Security groups

During the specification of a VPC to CDP, the CDP Admin can also specify the security groups. These are associated with all the workloads launched within that VPC.

Security groups for Data Lakes and Data Hubs

During the specification of a VPC to CDP, the CDP Admin can also specify the security groups. These are associated with all the workloads launched within that VPC. The security groups can be specified in two ways:

The CDP Admin can let CDP create security groups, taking a list of IP Address CIDRs as input.

These will be used in allowing the incoming traffic to the hosts. The list of CIDR ranges should correspond to the address ranges from which the CDP experience workloads will be accessed. In a VPN peered VPC, this would also include address ranges from customer’s on-prem network. This model is useful for initial testing given the ease of set up.

Alternatively, the CDP Admin can create security groups on their own and select them during the setup of the VPC and other network configuration. This model is better for production workloads, as it allows for greater control in the hands of the CDP Admin. However, note that the CDP Admin MUST ensure that the rules are matching this specification.

For a fully private network, security groups should be configured according to the types of access requirements needed by the different services in the workloads.

  • Services accessed only within the VPC must be configured with the following inbound rules:
    • All TCP / UDP / ICMP access is allowed for the CIDRs corresponding to the VPC.
    • Conversely, there is no need to provide any access to these services for any IP CIDRs outside the VPC.
  • Endpoint services are the services that can be accessed outside the VPC through the gateway, chiefly by data consumers or CDP Admins. For example, UIs like Hue, Atlas, Ranger, Cloudera Manager all need to be accessed by data consumers or other administrators. For enabling this, the following in-bound rules are set up:
    • All TCP / UDP / ICMP access is allowed for the CIDRs corresponding to the VPC.
    • All TCP ports that correspond to services like Kafka, HBase, and so on that need to be accessed outside the VPC are to be allowed for the list of CIDR ranges specified at the time of creating the environment/experience, or in the security group created by the CDP admin. Alternatively, all TCP / UDP / ICMP access may be allowed for these CIDR ranges.
    • SSH access is allowed for the CIDR ranges specified at the time of creating the environment.
    • HTTPS access is allowed for the CIDR ranges specified at the time of creating the environment.
  • Note that for a fully private network, even specifying an open access here (such as 0.0.0.0/0) is restrictive because these services are deployed in a private subnet without a public IP address and hence do not have a route to the Internet gateway. However, the list of CIDR ranges may be useful to restrict which private subnets of the customer’s on-prem network can access the services. Rules for EKS based workloads are described in the following section.

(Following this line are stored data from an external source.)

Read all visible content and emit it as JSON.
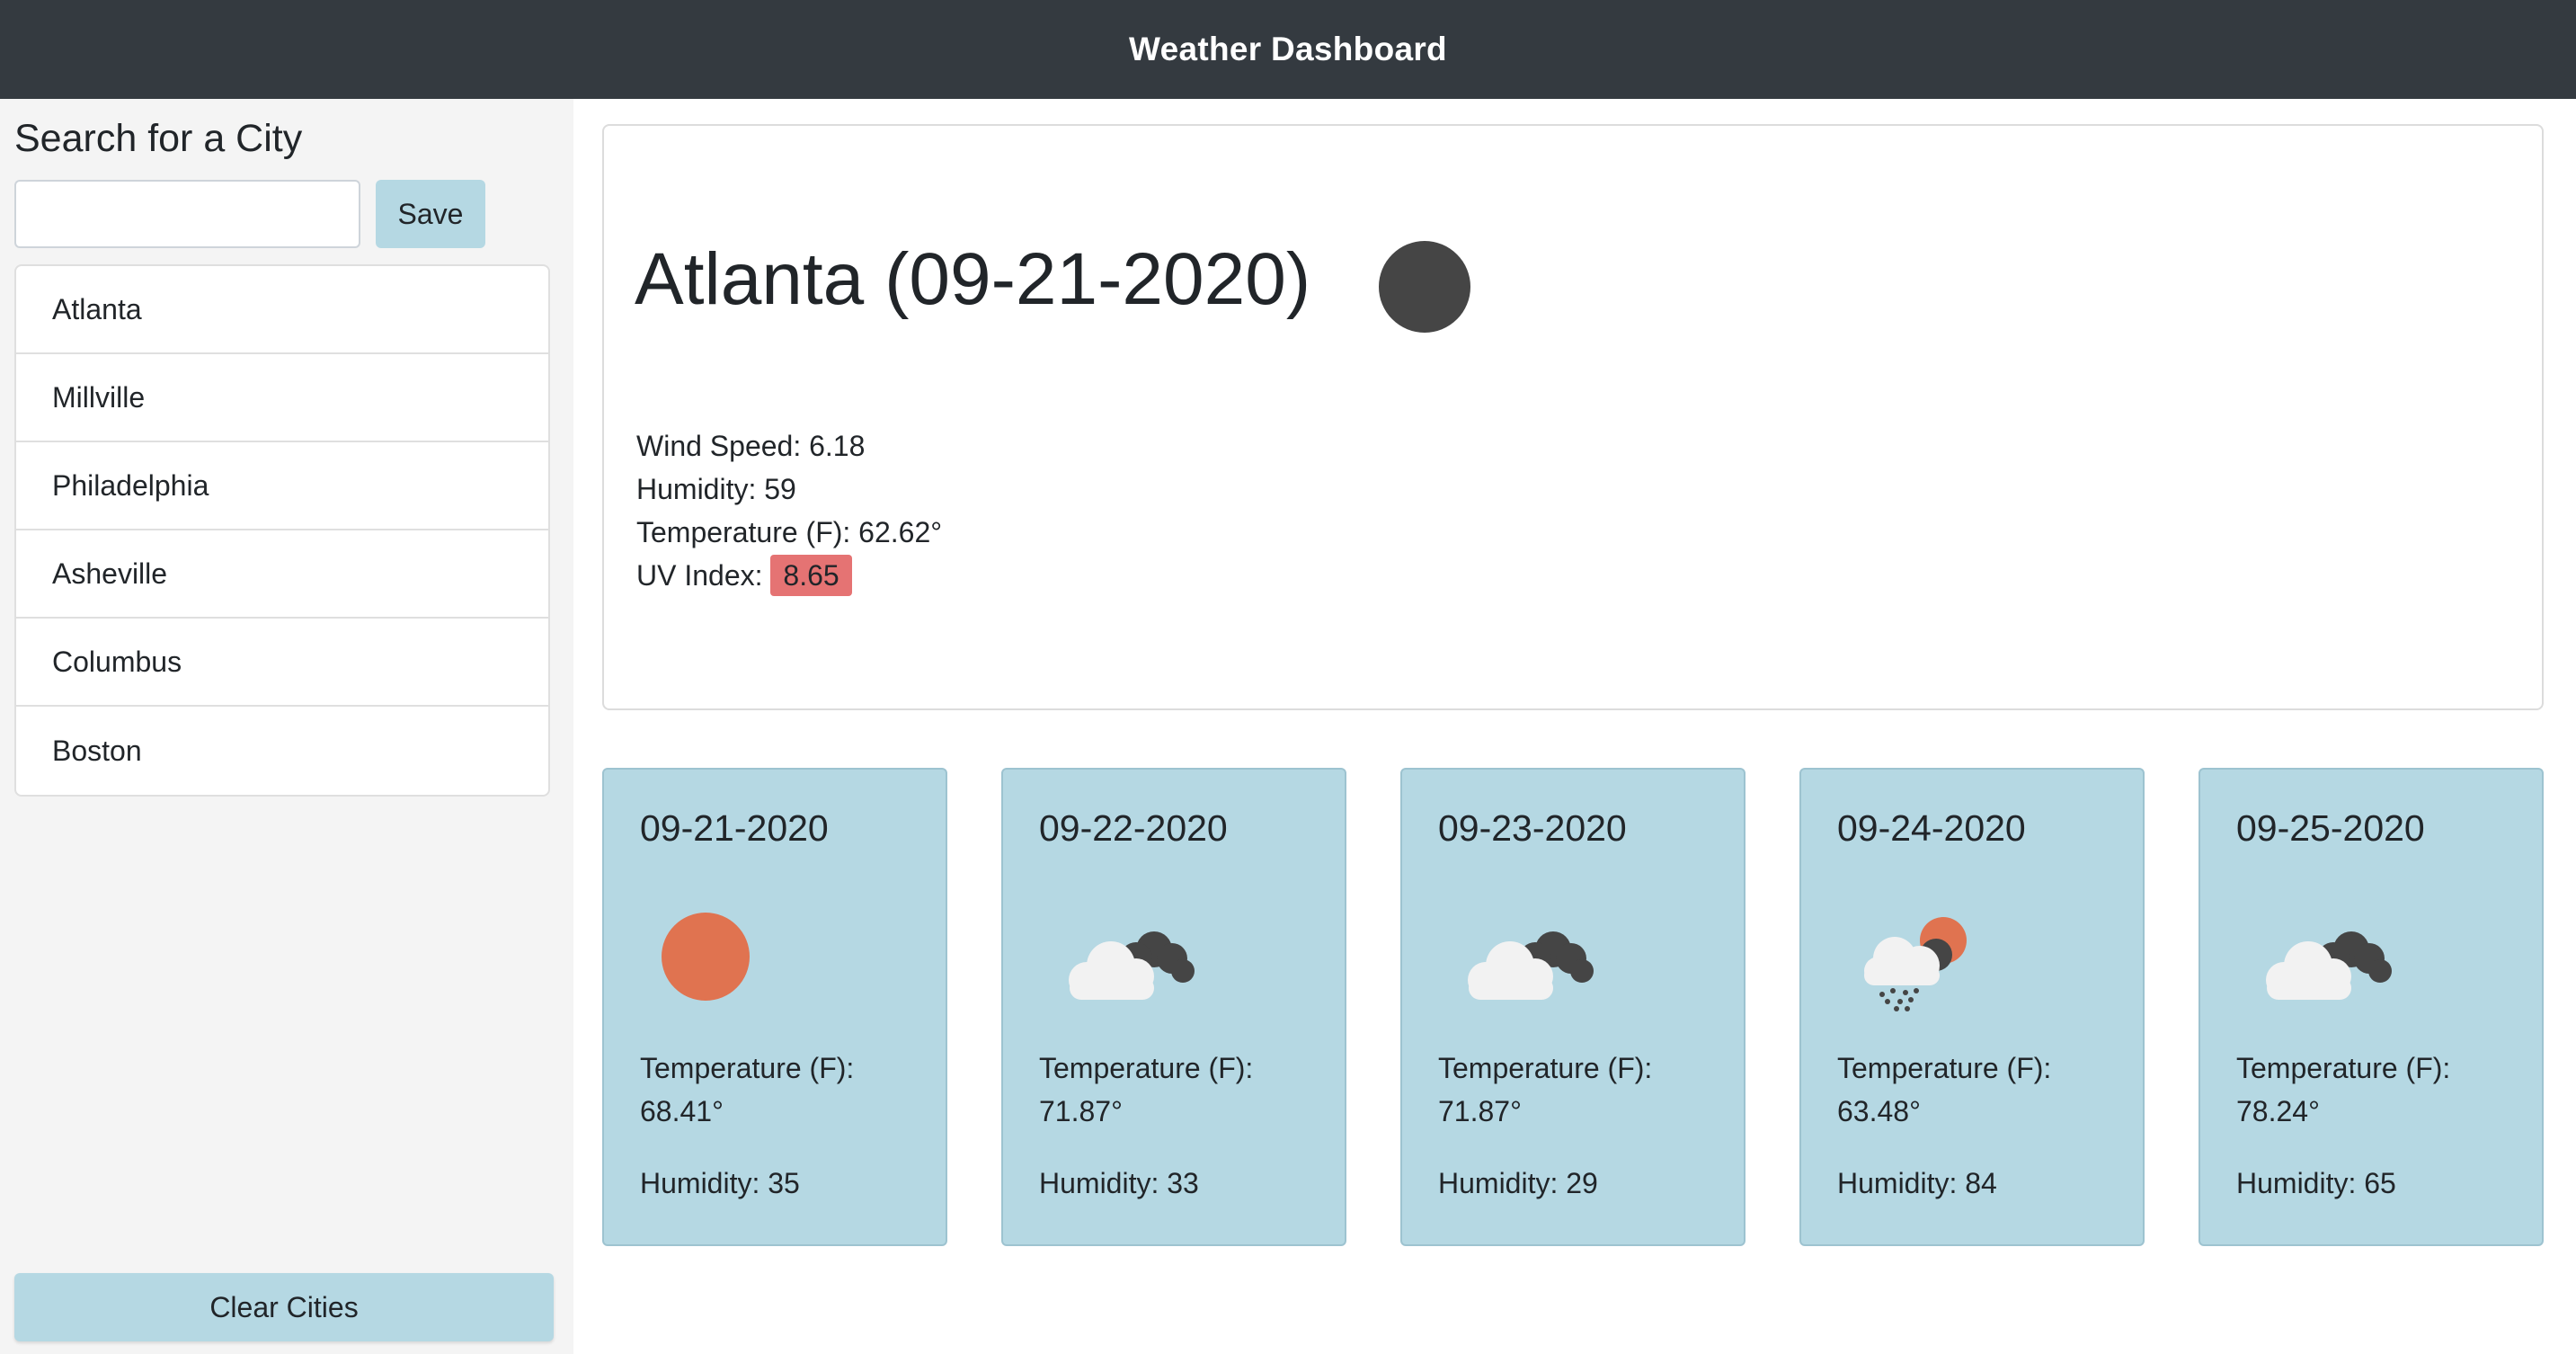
{
  "header": {
    "title": "Weather Dashboard"
  },
  "sidebar": {
    "heading": "Search for a City",
    "search": {
      "value": "",
      "placeholder": ""
    },
    "save_label": "Save",
    "cities": [
      "Atlanta",
      "Millville",
      "Philadelphia",
      "Asheville",
      "Columbus",
      "Boston"
    ],
    "clear_label": "Clear Cities"
  },
  "current": {
    "title": "Atlanta (09-21-2020)",
    "icon": "moon-icon",
    "wind_label": "Wind Speed:",
    "wind_value": "6.18",
    "humidity_label": "Humidity:",
    "humidity_value": "59",
    "temperature_label": "Temperature (F):",
    "temperature_value": "62.62°",
    "uv_label": "UV Index:",
    "uv_value": "8.65",
    "uv_color": "#e57373"
  },
  "forecast": [
    {
      "date": "09-21-2020",
      "icon": "sun-icon",
      "temp_label": "Temperature (F):",
      "temp": "68.41°",
      "humidity": "Humidity: 35"
    },
    {
      "date": "09-22-2020",
      "icon": "cloudy-icon",
      "temp_label": "Temperature (F):",
      "temp": "71.87°",
      "humidity": "Humidity: 33"
    },
    {
      "date": "09-23-2020",
      "icon": "cloudy-icon",
      "temp_label": "Temperature (F):",
      "temp": "71.87°",
      "humidity": "Humidity: 29"
    },
    {
      "date": "09-24-2020",
      "icon": "rain-sun-icon",
      "temp_label": "Temperature (F):",
      "temp": "63.48°",
      "humidity": "Humidity: 84"
    },
    {
      "date": "09-25-2020",
      "icon": "cloudy-icon",
      "temp_label": "Temperature (F):",
      "temp": "78.24°",
      "humidity": "Humidity: 65"
    }
  ],
  "colors": {
    "header_bg": "#343a40",
    "card_bg": "#b5d8e3",
    "sun": "#e07350",
    "cloud_dark": "#454545",
    "cloud_light": "#f2f2f2"
  }
}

Additional rules for EKS-based workloads

At the time of enabling a CDP experience, the CDP Admin can specify a list of CIDR ranges that will be used in allowing the incoming traffic to the workload Elastic Load Balancer(ELB). This list of CIDR ranges should correspond to the address ranges from which the CDP experience workloads will be accessed. In a VPN peered VPC, this would also include address ranges from customer’s on-prem network. In a Fully Private setup, 0.0.0.0/0 implies access only within the VPC and peered VPN network which is still restrictive.

Since public endpoint is enabled by default for all EKS cluster Control Plane at the moment, it is highly recommended to provide a list of outbound public CIDR ranges at the time of provisioning an experience to restrict access to the EKS clusters. By default, the public endpoint is always allowed to connect to the CDP public CIDR range. The following screenshot is an example configuration section for an experience:



Given the context, restricting access to Kubernetes API server and workloads is detailed in Restricting access for CDP services that create their own security groups on AWS by each service.

Within the EKS cluster, there are several security groups defined to facilitate EKS Control Plane-Pod communication, Inter-pod & Inter-worker node communication as well as workload communication through ELBs. These groups are in accordance with AWS documentation (see Amazon EKS security group considerations.)

Outbound connectivity requirements

Outbound traffic from the worker nodes will remain unrestricted and currently this traffic is targeted at other AWS services and CDP services. The comprehensive list of services that get accessed from CDP Environment can be found in AWS documentation (see Amazon EKS security group considerations.)